Adelson henüz bu soruya yanıt vermedi ama şartlarına bir yenisini ekledi:
Çalıştıracağı kişilerin mesleki eğitim masraflarını da İspanyol hükümeti üstlenecek!
Ne gibi eğitim verilecek? Kimilerine krupiyelik, kimilerine kat hizmetçiliği, kimilerine garsonluk...
Tabii, fahişeler de mesken tutacak Adelson'un otellerini ve kumarhanelerini ama onun eğitiminden pek söz etmiyor.
***
Neden etsin ki? Bazıları o işe soyundu bile!

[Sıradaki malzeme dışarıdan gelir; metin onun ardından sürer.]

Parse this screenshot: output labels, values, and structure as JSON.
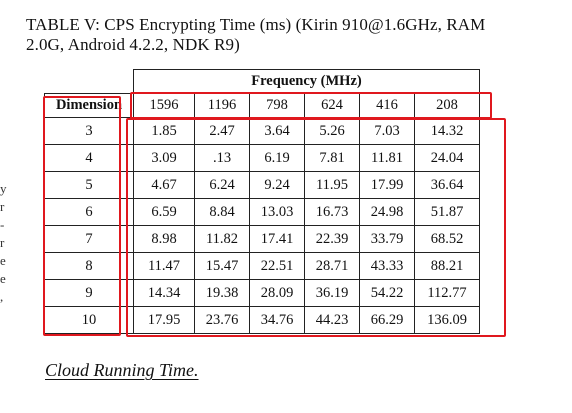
{
  "caption": {
    "line1": "TABLE V: CPS Encrypting Time (ms) (Kirin 910@1.6GHz, RAM",
    "line2": "2.0G, Android 4.2.2, NDK R9)"
  },
  "margin_marks": [
    "y",
    "r",
    "-",
    "r",
    "e",
    "e",
    ","
  ],
  "table": {
    "group_header": "Frequency (MHz)",
    "row_header": "Dimension",
    "frequencies": [
      "1596",
      "1196",
      "798",
      "624",
      "416",
      "208"
    ],
    "rows": [
      {
        "dimension": "3",
        "values": [
          "1.85",
          "2.47",
          "3.64",
          "5.26",
          "7.03",
          "14.32"
        ]
      },
      {
        "dimension": "4",
        "values": [
          "3.09",
          ".13",
          "6.19",
          "7.81",
          "11.81",
          "24.04"
        ]
      },
      {
        "dimension": "5",
        "values": [
          "4.67",
          "6.24",
          "9.24",
          "11.95",
          "17.99",
          "36.64"
        ]
      },
      {
        "dimension": "6",
        "values": [
          "6.59",
          "8.84",
          "13.03",
          "16.73",
          "24.98",
          "51.87"
        ]
      },
      {
        "dimension": "7",
        "values": [
          "8.98",
          "11.82",
          "17.41",
          "22.39",
          "33.79",
          "68.52"
        ]
      },
      {
        "dimension": "8",
        "values": [
          "11.47",
          "15.47",
          "22.51",
          "28.71",
          "43.33",
          "88.21"
        ]
      },
      {
        "dimension": "9",
        "values": [
          "14.34",
          "19.38",
          "28.09",
          "36.19",
          "54.22",
          "112.77"
        ]
      },
      {
        "dimension": "10",
        "values": [
          "17.95",
          "23.76",
          "34.76",
          "44.23",
          "66.29",
          "136.09"
        ]
      }
    ]
  },
  "highlight_color": "#e0181e",
  "section_heading": "Cloud Running Time."
}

Özerk Katalan bölgesinin başkenti Valencia'da geçen mayıs ayında bilbordlarda ve gazetelerde bir ilan yayınlandı: "İş garantili meslek kursu".
İki haftalık teorik ve pratik kurstan sonra, hem erkek, hem de kadın kursiyerler için işin hazır olduğu belirtiliyordu.
Eğitimi verilen meslek neydi dersiniz?
Söyleyeyim: Fahişelik!
Evet, yanlış okumadınız, gençlere fahişelik mesleğini seçmeleri öneriliyordu ilanlarda.
Suç duyurusu üstüne, Katalan yargısı olaya el koydu. Sordu, soruşturdu...
Sonuç: İlanlarda ve meslek kurslarında suç unsuru yoktu.
Çünkü İspanya'da fahişelik suç değildi.
Ya neydi suç olan? Paralı cinsel ilişkilere aracılık etmek.
Oysa kurs sahiplerinin aracılıkla en küçük ilgileri ve ilişkileri bulunmuyordu.
Onlar sadece 100 avro karşılığı mesleki eğitim öneriyorlardı.
Yargının aklamasından sonra "İş garantili meslek eğitimi" ilanları gazeteleri ve bilbordları yeniden süslemeye başladı.
İspanya'da krizin patlak verdiği 2008'den önce toplam fahişe sayısı 200 bin dolaylarında tahmin ediliyordu. 4 yıl sonra bugün en az 600 bin kadın dünyanın en eski mesleğini icra ediyor.
Hele bir meslek kurslarından mezuniyetler başlasın, hele hele bir Eurovegas kapılarını açsın, asıl patlamayı siz o zaman görün...
Ve tüm bu gelişmeler, "Opus Dei"nin en güçlü olduğu diyarda, kendini muhafazakâr diye tanımlayan partinin iktidarda bulunduğu ülkede yaşanıyor.
Söylenecek tek şey var: Tanrı kimseyi krizle terbiye etmesin...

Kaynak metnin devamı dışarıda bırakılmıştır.